Gli operai sono sostituiti da truppe di soldati che salgono sui treni per raggiungere la trincea e le bombe precipitano dal cielo per colpire il treno. Neanche il tempo di rendersi conto della catastrofe umana ed ecco la Seconda Guerra Mondiale. La carneficina si ripete, l’orrore continua con la deportazione degli Ebrei, trasportati come bestie su l’ennesimo treno. E, poi, sempre un treno riporta a casa i soldati, segnati per sempre dagli errori e orrori della Storia dell’Uomo.
Il viaggio si conclude in una stazione ferroviaria inglese, la pace è raggiunta, la guerra si allontana, ma tutto torna sereno? Purtroppo no. I treni viaggiano sicuri sui binari e i soldati si confondono con operai, impiegati e professionisti. Come i pendolari di oggi: donne e uomini assonnati o assorti nella lettura di giornali e libri. Ma la musica ci rammenta gli sbagli del passato.
La rigenerazione del materiale d’archivio
Il cerchio si chiude, quel treno uscito dalla catena di montaggio ha percorso chilometri e chilometri, attraverso i finestrini i passeggeri hanno visto le tante città distrutte dalle bombe e la rovina minaccia di trascinarci di nuovo nell’oscurità della carneficina tra uomini.

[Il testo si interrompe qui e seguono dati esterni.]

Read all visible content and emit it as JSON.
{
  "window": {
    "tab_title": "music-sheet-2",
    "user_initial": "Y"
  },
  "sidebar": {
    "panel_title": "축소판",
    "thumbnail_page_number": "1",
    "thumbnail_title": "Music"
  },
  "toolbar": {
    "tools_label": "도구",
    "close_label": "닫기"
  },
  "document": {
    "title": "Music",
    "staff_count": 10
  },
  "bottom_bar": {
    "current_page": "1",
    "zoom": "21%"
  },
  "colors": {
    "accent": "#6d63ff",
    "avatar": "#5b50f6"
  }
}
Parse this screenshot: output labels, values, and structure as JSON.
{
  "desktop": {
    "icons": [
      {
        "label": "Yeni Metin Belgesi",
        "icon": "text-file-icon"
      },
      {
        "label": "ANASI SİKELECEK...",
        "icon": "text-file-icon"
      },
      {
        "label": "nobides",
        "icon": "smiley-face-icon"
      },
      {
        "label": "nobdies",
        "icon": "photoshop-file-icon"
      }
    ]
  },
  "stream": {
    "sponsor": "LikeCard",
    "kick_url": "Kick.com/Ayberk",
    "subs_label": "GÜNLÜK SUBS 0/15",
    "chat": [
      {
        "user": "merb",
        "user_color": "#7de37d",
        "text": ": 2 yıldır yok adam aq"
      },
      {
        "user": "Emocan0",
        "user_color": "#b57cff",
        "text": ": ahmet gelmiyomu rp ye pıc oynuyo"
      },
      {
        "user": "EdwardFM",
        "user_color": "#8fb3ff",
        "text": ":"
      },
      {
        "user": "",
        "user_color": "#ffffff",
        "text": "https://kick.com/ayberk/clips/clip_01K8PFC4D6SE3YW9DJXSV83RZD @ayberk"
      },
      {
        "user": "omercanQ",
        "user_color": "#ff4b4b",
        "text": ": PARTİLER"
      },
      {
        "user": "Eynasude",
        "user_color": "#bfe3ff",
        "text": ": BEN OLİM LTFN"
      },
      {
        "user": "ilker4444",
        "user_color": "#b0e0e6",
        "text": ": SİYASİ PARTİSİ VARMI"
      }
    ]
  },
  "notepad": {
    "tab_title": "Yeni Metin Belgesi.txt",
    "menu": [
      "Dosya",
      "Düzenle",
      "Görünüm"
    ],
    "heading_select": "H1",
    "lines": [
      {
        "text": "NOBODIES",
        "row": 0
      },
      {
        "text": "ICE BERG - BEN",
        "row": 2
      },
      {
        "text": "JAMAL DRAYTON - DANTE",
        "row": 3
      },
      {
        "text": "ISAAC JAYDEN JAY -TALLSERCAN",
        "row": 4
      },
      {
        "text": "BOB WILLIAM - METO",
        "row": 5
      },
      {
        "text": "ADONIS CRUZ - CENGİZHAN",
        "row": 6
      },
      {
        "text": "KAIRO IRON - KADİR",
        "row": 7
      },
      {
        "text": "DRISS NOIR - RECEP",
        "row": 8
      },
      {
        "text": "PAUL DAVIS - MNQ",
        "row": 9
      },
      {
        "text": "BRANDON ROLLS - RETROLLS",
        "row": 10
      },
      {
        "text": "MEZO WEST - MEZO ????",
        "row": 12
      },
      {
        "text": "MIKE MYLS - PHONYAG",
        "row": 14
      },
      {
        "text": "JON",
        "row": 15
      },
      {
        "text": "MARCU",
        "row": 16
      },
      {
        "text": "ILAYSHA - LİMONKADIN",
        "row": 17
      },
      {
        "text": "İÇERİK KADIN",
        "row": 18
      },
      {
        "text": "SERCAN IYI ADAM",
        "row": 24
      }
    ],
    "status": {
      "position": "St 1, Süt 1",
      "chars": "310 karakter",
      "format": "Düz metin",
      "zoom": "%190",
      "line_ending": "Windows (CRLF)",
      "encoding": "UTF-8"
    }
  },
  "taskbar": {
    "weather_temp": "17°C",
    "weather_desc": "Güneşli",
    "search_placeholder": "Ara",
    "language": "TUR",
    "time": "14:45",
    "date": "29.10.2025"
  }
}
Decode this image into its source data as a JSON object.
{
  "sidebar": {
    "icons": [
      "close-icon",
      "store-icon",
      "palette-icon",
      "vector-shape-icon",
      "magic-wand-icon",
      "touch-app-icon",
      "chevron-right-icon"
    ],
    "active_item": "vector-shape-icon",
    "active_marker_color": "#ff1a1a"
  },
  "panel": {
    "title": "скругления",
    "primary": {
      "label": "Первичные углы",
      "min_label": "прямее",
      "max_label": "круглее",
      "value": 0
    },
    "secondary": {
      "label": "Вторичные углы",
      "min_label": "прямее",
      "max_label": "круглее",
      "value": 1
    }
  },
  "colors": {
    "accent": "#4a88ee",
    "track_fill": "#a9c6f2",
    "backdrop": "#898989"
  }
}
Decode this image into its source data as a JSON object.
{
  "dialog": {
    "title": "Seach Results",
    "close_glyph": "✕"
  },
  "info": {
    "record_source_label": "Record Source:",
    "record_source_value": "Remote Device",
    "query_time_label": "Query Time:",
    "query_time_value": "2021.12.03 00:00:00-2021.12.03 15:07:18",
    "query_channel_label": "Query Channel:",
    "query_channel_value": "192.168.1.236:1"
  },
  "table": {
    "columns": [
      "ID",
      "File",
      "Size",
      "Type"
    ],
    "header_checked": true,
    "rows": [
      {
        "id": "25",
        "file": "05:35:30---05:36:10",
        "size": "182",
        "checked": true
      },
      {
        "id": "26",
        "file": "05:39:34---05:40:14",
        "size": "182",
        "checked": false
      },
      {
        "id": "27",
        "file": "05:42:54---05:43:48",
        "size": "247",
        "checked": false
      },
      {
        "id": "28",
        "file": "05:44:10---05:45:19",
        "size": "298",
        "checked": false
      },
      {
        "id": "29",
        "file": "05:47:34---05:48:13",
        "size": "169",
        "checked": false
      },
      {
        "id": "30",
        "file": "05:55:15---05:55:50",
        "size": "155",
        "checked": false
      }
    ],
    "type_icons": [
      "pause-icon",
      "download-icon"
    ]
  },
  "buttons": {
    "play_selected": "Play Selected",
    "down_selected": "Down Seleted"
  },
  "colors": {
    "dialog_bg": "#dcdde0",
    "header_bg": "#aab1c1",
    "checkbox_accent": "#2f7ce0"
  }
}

È questa la vicenda di Pociągi, esposta attraverso la pratica del found footage, che non è mai uno sterile riuso di immagini d’archivio. Come dimostra Maciej Drygas, con questo film, attraverso il montaggio, curato da Rafal Listopad, il regista polacco riutilizza, ma soprattutto rigenera le immagini d’archivio, assegnandole un nuovo significato, senza modificare il significante. Inoltre, la mancanza di dialogo viene eccellentemente colmata dall’uso del sound, tra musica e rumori, a volte amplificati e distorti, con lo scopo, non solo di commentare le immagini, ma di dare un vero ritmo all’intera narrazione.